We can survive through much pain and loss. Look through history and you will find many people with less resources than you who have done more than what you have done compared to what you have today.
“People can survive much pain and loss, but to persevere, they must see the good in being.” Otherwise you can drown in the horrors of your own nihilism, pessimism, and darkness, and you’re lost then.”
So ‘pet a cat when you encounter them in the street’, how does that even apply to anything practically apply to anything been discussed thus far?
Here’s what it means. “It’s a little extra light, good day, and a tiny respite on a bad day. If you pay careful attention, even on a bad day, you may be fortunate to have been confronted with small opportunities of just that sort.”

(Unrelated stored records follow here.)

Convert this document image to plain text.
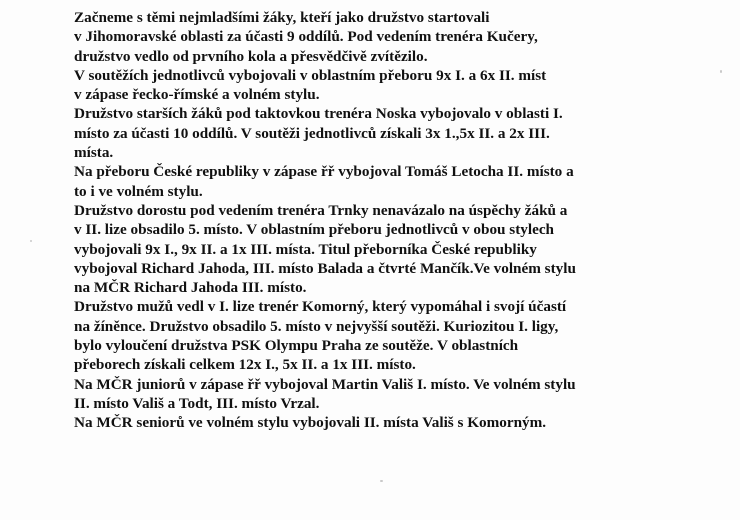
Začneme s těmi nejmladšími žáky, kteří jako družstvo startovali
v Jihomoravské oblasti za účasti 9 oddílů. Pod vedením trenéra Kučery,
družstvo vedlo od prvního kola a přesvědčivě zvítězilo.
V soutěžích jednotlivců vybojovali v oblastním přeboru 9x I. a 6x II. míst
v zápase řecko-římské a volném stylu.
Družstvo starších žáků pod taktovkou trenéra Noska vybojovalo v oblasti I.
místo za účasti 10 oddílů. V soutěži jednotlivců získali 3x 1.,5x II. a 2x III.
místa.
Na přeboru České republiky v zápase řř vybojoval Tomáš Letocha II. místo a
to i ve volném stylu.
Družstvo dorostu pod vedením trenéra Trnky nenavázalo na úspěchy žáků a
v II. lize obsadilo 5. místo. V oblastním přeboru jednotlivců v obou stylech
vybojovali 9x I., 9x II. a 1x III. místa. Titul přeborníka České republiky
vybojoval Richard Jahoda, III. místo Balada a čtvrté Mančík.Ve volném stylu
na MČR Richard Jahoda III. místo.
Družstvo mužů vedl v I. lize trenér Komorný, který vypomáhal i svojí účastí
na žíněnce. Družstvo obsadilo 5. místo v nejvyšší soutěži. Kuriozitou I. ligy,
bylo vyloučení družstva PSK Olympu Praha ze soutěže. V oblastních
přeborech získali celkem 12x I., 5x II. a 1x III. místo.
Na MČR juniorů v zápase řř vybojoval Martin Vališ I. místo. Ve volném stylu
II. místo Vališ a Todt, III. místo Vrzal.
Na MČR seniorů ve volném stylu vybojovali II. místa Vališ s Komorným.
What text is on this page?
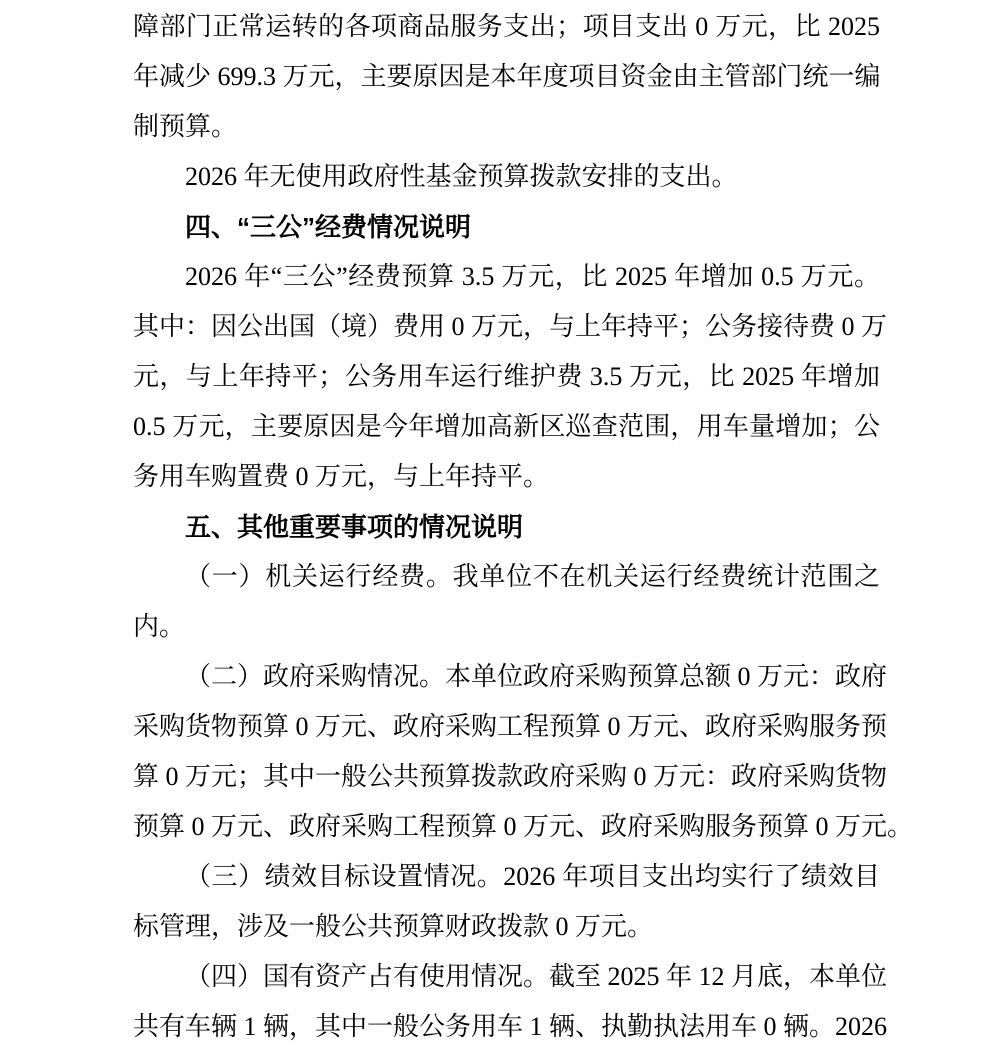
障部门正常运转的各项商品服务支出；项目支出 0 万元，比 2025
年减少 699.3 万元，主要原因是本年度项目资金由主管部门统一编
制预算。
2026 年无使用政府性基金预算拨款安排的支出。
四、“三公”经费情况说明
2026 年“三公”经费预算 3.5 万元，比 2025 年增加 0.5 万元。
其中：因公出国（境）费用 0 万元，与上年持平；公务接待费 0 万
元，与上年持平；公务用车运行维护费 3.5 万元，比 2025 年增加
0.5 万元，主要原因是今年增加高新区巡查范围，用车量增加；公
务用车购置费 0 万元，与上年持平。
五、其他重要事项的情况说明
（一）机关运行经费。我单位不在机关运行经费统计范围之
内。
（二）政府采购情况。本单位政府采购预算总额 0 万元：政府
采购货物预算 0 万元、政府采购工程预算 0 万元、政府采购服务预
算 0 万元；其中一般公共预算拨款政府采购 0 万元：政府采购货物
预算 0 万元、政府采购工程预算 0 万元、政府采购服务预算 0 万元。
（三）绩效目标设置情况。2026 年项目支出均实行了绩效目
标管理，涉及一般公共预算财政拨款 0 万元。
（四）国有资产占有使用情况。截至 2025 年 12 月底，本单位
共有车辆 1 辆，其中一般公务用车 1 辆、执勤执法用车 0 辆。2026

“Instead of rejecting light, maybe your version of that is you’ll see a little girl dancing on the street because she’s all dressed up in a ballet costume and you’ll smile because it’s a little bit of light.”
“Maybe you’ll have a particularly good cup of coffee in the cafe that cares about their customers.” [and you’ll take a moment to just breathe acknloedge your enjoyment]
“Maybe you can still tend to 20 minutes to do some ridiculous thing that distracts a reminds you that you can laugh at the absurdity of this existence.” And for Peterson he has ackoledged that’s watching the Simpsons, for some people that’s watching other television entertainment, movies that they’re escaping from the world.
I have my own version of that and I’ve realized I need it as it feeds a part of my soul and mind that allows me to feel peace and joy. Because I’m not just here on this planet to dedicate every waking moment to the pursuit of betterment and excellence and ‘David Goggins my life’ — I’m not soley here for that. I want to blend that with the soul filling pleasures and wonders that life offers us in it’s many diverse forms.
“And maybe when you’re going for a walk and your head is spinning and a at or dog will show up. And if you pay attention you remind yourself just for 15 second that the wonder of being might makeup for the suffering that accompanies it.”
So pet a cat when you encounter one on the street.
I have spent over the last year, diving deep attempting to analyze and dissect this book’s ideas so I can pursue my own deeper meaning, purpose and aim in life. As of writing this this is one of the most valuable books I’ve ever read.